PARIS – Just after British Prime Minister Theresa May’s Lancaster House speech, in which she outlined her government’s objectives in the upcoming negotiations on the United Kingdom’s withdrawal from the European Union, one well-known expert and political commentator, who once worked at 10 Downing Street, was positively impressed. “You cannot speak of ‘Perfidious Albion’ any longer,” he told me when I met him in a London club. “Theresa May has been crystal clear: Brexit means exit.”
My interlocutor had voted in last June’s Brexit referendum to remain in the EU, but like much of the country, he welcomed May’s speech. “If you search for an image to describe today’s Great Britain, speak of a ‘defiant lion,’” he told me, before emphasizing three key points.
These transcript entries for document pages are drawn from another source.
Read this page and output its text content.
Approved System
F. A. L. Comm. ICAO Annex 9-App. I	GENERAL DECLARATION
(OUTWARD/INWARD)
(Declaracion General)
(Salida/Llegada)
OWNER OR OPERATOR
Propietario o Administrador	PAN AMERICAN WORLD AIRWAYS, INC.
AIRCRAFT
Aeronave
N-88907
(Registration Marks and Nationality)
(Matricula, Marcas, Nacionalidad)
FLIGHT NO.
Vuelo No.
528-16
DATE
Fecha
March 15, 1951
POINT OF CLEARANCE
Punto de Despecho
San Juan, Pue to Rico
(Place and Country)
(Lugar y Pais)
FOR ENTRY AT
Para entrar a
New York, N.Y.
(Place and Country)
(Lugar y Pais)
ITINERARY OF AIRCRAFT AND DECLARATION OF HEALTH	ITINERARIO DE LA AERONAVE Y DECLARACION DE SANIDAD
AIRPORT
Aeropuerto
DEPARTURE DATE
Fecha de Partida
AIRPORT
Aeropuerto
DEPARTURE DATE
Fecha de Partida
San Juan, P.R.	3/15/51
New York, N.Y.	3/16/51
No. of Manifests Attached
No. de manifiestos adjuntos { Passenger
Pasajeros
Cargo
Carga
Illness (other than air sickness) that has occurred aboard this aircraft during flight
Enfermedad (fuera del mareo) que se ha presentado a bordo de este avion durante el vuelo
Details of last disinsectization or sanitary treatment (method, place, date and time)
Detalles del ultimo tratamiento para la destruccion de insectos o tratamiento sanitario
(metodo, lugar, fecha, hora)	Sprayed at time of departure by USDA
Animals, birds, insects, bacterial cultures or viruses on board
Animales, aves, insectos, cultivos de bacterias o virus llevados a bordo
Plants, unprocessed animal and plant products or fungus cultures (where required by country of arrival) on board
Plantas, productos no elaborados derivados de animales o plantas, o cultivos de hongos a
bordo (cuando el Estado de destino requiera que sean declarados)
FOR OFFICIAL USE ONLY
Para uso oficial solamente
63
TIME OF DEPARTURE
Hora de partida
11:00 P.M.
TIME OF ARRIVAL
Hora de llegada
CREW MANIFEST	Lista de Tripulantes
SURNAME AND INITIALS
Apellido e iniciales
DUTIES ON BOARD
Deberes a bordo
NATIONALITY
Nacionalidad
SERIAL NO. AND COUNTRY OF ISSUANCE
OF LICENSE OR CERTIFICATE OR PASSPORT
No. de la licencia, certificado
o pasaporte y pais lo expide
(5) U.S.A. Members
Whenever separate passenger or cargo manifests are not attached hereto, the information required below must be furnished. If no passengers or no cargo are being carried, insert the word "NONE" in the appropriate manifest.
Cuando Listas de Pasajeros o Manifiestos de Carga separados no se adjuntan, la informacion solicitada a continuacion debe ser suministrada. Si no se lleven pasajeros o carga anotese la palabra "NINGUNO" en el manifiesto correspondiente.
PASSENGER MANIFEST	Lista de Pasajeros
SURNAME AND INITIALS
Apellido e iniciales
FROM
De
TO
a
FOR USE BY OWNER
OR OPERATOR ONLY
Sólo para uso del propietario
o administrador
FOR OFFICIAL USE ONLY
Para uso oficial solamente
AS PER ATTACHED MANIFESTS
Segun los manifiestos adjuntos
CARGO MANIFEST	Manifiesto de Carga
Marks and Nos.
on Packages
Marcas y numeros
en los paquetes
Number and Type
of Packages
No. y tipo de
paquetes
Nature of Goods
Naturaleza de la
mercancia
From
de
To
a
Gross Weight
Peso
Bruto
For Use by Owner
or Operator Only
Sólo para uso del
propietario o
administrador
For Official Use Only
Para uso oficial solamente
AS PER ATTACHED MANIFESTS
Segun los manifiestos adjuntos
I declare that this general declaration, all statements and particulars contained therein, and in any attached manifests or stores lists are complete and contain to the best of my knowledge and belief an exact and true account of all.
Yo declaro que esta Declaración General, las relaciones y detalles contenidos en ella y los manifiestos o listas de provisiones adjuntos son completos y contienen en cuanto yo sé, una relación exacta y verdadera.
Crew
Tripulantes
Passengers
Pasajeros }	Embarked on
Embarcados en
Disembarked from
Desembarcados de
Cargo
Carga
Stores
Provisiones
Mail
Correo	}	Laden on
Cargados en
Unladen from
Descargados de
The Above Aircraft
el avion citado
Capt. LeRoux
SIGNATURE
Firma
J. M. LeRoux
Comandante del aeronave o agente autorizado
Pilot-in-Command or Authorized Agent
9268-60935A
For starters, he said, the European model of integration is in crisis, and the EU has proved to be incapable of reforming itself. Leaving the bloc – not like a rat scurrying off a sinking ship, but with style – is proof of British realism. Moreover, there has always been a disconnect between the UK and the EU, because the project of European integration was presented as primarily economic, when it was, above all, political in nature. The EU single market, like the Eurostar railway that connects London to continental Europe, was not enough to turn Britons into Europeans.
Second, despite the obvious difficulties, a clean break with the EU is probably far simpler than negotiating a complex arrangement with the remaining 27 member states, especially if one’s priority is to keep the British Conservative Party unified and in power.